As with other things on this list, how to maintain your battery depends on whether you’ll be driving or running the car at all during storage. If you’ll start or drive it periodically, the battery may not need any additional maintenance. A short drive (just long enough to get the oil up to temperature, which evaporates any condensation in the oil) will suffice to keep the battery topped up and the oil in good shape. If that’s not possible, a trickle charger is a great alternative—we recommend microprocessor-controlled units that are able to determine what type of battery you have so it can charge it appropriately. If you have an absorptive glass mat (AGM) or lithium-ion starting battery, you’ll want to be extra sure you’re using an appropriate charger.

It’s usually possible to leave the battery in place, and many trickle chargers have quick-disconnects making it easy to unplug to use the car. You can also remove the battery and charge it in a more convenient location. A quick note on battery removal: Be sure to consult your owner’s manual before starting this task, especially if your vehicle’s audio system has a security code you must input for it to work after losing power. Sure, your battery will be topped off, but who wants to miss out on their tunes because they couldn’t find their radio code ahead of time?

Try Not To Use The Parking Brake

Here’s why: given enough time and humidity, some styles of the parking brake can “freeze”. If you won’t be driving the car for a while, leave the parking brake off and use wheel chocks to prevent this issue. Just make sure that whatever you do, the car is held securely and safely in place.

Keep Critters Away

Rodents love to make nests under the hood of dormant cars. There’s usually cloth-like sound deadening material they can tear up to make a little home. They can drag in nuts and other stuff they like to eat, which makes a mess and possibly causes a fire hazard. And sometimes they chew on the wiring, which can really damage the vehicle. There are several deterrents you can use, but some folks swear by mothballs or peppermint oil.
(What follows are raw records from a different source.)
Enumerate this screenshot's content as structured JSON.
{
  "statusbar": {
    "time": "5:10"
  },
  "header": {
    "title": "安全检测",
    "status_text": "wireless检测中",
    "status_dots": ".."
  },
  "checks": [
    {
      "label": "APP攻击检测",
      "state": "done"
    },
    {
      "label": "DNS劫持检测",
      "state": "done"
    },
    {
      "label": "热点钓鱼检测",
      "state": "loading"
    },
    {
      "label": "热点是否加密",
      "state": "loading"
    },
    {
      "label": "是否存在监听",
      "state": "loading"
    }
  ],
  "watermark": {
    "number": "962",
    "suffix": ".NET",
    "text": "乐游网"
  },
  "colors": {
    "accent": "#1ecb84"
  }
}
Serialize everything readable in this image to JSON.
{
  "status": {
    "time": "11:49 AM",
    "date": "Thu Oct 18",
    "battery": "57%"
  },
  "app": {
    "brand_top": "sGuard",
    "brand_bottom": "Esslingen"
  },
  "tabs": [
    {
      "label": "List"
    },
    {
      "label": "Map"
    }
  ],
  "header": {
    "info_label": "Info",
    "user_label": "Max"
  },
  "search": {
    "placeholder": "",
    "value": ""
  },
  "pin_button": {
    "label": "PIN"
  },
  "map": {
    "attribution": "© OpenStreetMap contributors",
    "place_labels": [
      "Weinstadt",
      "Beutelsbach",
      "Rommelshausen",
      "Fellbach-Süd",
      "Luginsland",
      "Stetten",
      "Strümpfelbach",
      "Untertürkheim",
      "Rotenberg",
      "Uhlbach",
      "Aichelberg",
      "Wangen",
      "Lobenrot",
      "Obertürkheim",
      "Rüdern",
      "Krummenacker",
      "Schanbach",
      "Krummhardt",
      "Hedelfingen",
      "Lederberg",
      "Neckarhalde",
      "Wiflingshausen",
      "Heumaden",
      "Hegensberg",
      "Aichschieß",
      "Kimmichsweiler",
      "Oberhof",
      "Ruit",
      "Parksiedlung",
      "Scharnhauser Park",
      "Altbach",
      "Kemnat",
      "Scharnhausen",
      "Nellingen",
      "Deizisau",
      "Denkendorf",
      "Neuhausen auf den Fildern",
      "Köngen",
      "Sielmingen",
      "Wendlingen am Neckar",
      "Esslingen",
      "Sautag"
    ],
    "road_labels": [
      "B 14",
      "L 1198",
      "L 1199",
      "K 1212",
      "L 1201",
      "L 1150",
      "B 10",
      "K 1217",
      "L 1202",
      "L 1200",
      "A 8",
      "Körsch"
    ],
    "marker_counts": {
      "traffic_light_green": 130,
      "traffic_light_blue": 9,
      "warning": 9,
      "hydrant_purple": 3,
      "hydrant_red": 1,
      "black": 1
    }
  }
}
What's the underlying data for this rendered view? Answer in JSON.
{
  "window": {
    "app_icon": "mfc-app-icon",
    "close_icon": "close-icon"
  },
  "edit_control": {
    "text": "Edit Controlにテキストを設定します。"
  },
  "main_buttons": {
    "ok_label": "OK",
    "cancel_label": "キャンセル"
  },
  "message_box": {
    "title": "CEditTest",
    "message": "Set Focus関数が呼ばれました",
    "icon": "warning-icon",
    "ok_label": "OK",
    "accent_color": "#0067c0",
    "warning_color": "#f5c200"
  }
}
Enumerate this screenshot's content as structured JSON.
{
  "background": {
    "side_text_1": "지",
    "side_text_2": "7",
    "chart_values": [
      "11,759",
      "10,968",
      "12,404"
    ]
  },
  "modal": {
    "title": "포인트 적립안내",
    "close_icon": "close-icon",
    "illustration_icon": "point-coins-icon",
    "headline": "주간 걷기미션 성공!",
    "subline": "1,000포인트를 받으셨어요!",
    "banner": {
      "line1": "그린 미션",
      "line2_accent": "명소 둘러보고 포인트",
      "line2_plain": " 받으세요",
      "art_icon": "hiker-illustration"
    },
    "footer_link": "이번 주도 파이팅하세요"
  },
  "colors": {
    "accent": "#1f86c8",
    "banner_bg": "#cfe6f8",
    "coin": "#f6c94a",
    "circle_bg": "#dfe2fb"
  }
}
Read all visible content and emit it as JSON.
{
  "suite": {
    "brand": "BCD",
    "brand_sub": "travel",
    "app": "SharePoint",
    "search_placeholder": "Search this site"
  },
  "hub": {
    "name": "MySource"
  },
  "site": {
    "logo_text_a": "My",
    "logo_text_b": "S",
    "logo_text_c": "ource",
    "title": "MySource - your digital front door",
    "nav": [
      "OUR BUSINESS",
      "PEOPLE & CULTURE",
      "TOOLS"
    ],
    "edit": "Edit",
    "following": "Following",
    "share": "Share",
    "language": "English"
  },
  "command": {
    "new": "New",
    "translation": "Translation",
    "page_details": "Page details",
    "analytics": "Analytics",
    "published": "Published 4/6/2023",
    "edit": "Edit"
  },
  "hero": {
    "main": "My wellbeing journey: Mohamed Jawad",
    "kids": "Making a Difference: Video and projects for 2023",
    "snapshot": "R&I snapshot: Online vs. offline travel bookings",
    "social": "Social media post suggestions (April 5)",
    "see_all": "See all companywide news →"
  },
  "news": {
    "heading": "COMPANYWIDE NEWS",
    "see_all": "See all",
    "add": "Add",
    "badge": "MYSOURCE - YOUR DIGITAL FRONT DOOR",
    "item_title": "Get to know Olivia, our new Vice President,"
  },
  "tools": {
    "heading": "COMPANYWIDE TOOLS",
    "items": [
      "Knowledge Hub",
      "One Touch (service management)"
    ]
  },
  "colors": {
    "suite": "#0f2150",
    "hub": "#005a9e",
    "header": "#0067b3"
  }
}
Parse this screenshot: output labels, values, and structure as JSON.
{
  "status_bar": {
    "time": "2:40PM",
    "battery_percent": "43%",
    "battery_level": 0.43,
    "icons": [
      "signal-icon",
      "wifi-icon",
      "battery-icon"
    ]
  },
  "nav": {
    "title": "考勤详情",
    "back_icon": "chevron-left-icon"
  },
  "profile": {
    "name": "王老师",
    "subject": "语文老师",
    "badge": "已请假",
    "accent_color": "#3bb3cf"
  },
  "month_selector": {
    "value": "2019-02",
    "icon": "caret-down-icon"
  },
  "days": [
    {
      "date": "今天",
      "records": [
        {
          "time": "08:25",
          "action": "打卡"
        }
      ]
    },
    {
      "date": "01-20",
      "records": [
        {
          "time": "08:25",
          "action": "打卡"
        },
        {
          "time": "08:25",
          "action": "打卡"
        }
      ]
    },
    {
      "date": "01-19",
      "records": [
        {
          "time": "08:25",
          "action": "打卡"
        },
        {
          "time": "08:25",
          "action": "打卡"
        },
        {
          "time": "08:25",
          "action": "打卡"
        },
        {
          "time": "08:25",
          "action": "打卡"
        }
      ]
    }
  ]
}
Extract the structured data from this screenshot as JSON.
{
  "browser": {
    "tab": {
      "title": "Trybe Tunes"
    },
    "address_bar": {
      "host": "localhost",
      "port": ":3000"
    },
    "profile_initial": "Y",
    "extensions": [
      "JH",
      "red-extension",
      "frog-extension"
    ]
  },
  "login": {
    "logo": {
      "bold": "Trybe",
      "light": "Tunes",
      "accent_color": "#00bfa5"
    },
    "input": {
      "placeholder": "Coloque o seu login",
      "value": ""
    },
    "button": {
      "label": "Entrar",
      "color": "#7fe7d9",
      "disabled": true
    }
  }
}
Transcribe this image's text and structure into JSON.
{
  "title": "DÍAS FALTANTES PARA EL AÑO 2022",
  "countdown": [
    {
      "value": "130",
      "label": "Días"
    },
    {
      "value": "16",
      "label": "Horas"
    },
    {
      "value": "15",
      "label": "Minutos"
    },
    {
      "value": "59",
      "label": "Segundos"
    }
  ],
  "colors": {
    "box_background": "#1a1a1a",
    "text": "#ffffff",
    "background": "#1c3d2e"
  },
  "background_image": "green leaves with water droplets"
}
Just don’t leave them near the base of the windshield, where air is drawn into the cabin when you turn on the climate control system, or the car will take on the strong and unpleasant smell.

Consider A Car Cover

A car cover can help keep your paint free of accidental scrapes, abrasive dust, and UV damage to the tires and the interior. They work especially well inside, where you can get by with a lighter cover that’s softer and usually more inexpensive. If you’re storing your car outside, you may want to invest in a more robust cover that is weatherproof and UV resistant. Keep in mind that wind can whip a cover around, which could cause light swirling damage to your paint. Securing it well can help prevent this issue.

Cardboard Is Your Friend

Those of us who own older, potentially more leak-prone cars know this trick well: Laying down a spare broken-down cardboard box under the car is a great way of tracking fluid loss. Some vehicle fluids can be hard to spot on your garage floor; oil is typically visible, but coolant and transmission fluid might be less so. Cardboard is darn near free, and it’ll show drips and—critically—where those drips are coming from. An oil drip pan with kitty litter also does the trick, and there are other more specialized products out there if you have a fancy garage floor covering you want to keep nice.

Can’t Tell How Much Fluid That Cardboard Gathered?

Before taking your car back out on the road after an extended slumber, be sure to check its fluid levels and perhaps change the oil before starting. Get the engine warm, then check the oil level using the dipstick. You can also check your vehicle’s transmission fluid level, as well as the pressure and condition of the tires. Visually inspect the hoses and belts, too.